Welcome to WebmasterWorld Guest from 220.127.116.11
Forum Moderators: open
Who are the crawlers, and who do i need to submit each and every page too ?
I am mainly concerned with English speaking web - which crawlers, indexers, need to be submitted to independantly, even though they are the same company. i.e lycos.co.uk and lycos.com. AV, excite, others.
Below is lists of who i think are the crawlers, and who i think are indexers, along with comments on different country versions, pulling on different resources.
Please edit or add to the lists, engines or comments on feeds ?
Crawlers (base url - find internal links, index them pages)
Google (draws from yahoo and odp, all country versions the same)
Fast (only one version - don't know if it feeds of anyone, though feed poss by lycos and hotbot).
Ink (feeds partners algo's, manipulated differently by them, is feed by partners)
AV (each directory has different crawlers)
Direct Hit (only one, feeds partners - MSN, Lycos, etc.)
Northern Light (own maintained db - own crawls, feeds no-one)

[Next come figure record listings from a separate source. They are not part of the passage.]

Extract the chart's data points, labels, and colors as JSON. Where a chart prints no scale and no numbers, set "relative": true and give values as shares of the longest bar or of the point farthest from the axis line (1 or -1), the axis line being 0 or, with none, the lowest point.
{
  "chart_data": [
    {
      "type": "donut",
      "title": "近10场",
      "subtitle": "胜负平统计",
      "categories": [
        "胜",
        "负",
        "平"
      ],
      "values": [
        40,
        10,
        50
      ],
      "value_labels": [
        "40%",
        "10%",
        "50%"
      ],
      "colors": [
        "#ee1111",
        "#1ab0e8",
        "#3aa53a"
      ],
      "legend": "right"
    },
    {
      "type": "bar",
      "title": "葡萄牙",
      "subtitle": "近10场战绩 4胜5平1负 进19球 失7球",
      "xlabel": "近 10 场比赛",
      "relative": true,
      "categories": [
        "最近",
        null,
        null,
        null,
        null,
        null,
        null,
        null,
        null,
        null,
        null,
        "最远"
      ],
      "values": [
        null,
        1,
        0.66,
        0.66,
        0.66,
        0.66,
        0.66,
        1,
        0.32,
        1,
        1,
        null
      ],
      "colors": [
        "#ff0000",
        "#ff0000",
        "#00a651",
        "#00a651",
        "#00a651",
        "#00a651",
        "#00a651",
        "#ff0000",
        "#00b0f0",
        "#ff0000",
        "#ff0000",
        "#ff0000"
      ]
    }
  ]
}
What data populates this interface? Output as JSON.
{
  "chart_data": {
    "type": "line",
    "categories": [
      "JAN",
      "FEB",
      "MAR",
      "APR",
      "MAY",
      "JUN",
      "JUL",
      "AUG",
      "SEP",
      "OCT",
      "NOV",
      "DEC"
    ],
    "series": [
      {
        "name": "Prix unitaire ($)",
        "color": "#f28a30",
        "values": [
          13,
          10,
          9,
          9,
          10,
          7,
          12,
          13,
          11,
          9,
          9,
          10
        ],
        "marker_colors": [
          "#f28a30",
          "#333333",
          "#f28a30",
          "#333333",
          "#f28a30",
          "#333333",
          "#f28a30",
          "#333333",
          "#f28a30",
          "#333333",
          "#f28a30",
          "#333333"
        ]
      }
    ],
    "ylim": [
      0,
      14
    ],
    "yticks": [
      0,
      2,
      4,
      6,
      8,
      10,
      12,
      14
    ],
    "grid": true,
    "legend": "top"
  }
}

Indexers (need to submit each page)
Anzwers (only one - feeds itself and Ink.)
Lycos (many, different regionals - feeds itself, is feed by Fast, DH, and different resources regionally)
Excite (Feeds of partners, and itself, different regionals with different resources)
Sympatico (feeds of partners, lycos, fast, dh and more)
Hotbot (feeds of lycos, fast, itself)
Webcrawler (feeds of excite, and partners)
Canada.com (feeds of direct sub, now closed unfortunatley, feeds Ink.)
There are more such as AOL, netscape, TERRA (latino), Share (european) and others.
Then Obviously there are the big directories.
Looksmart & Partners (.com & regionals - language and domain dependant)
Small national directories (some domain and language dependant)
Any advice or knowledge that anyone is willing to inpart on these matters would be greatly recieved.
AV: submit each page. Occasionally goes on full crawl. Appears to be dependant on click-pop at the moment. They are also in the middle of a full crawl, but most feel this is not a inclusion crawl and instead they are in a data strip mining operation.
INK: submit each page. they can go on full crawls too, but rarely are those crawled pages added.
WiseNut AllTheWeb (lycos), Google: submit the root, and they should get the whole site from just that.
Excite: our prayers are with you.
DirectHit: no one has put together a comprehensive review of DH yet. Submit each page, and make sure to clean cookies and click the mouse out of it at Hotbot and MSN.
NorthernLight: much like AV and ink. It does help to submit each and every page.
Teoma: Not enough data to determine. We've heard (from many people) that Teoma will take submissions via E (don't do it, give them a break), but it is a hand review and add for them.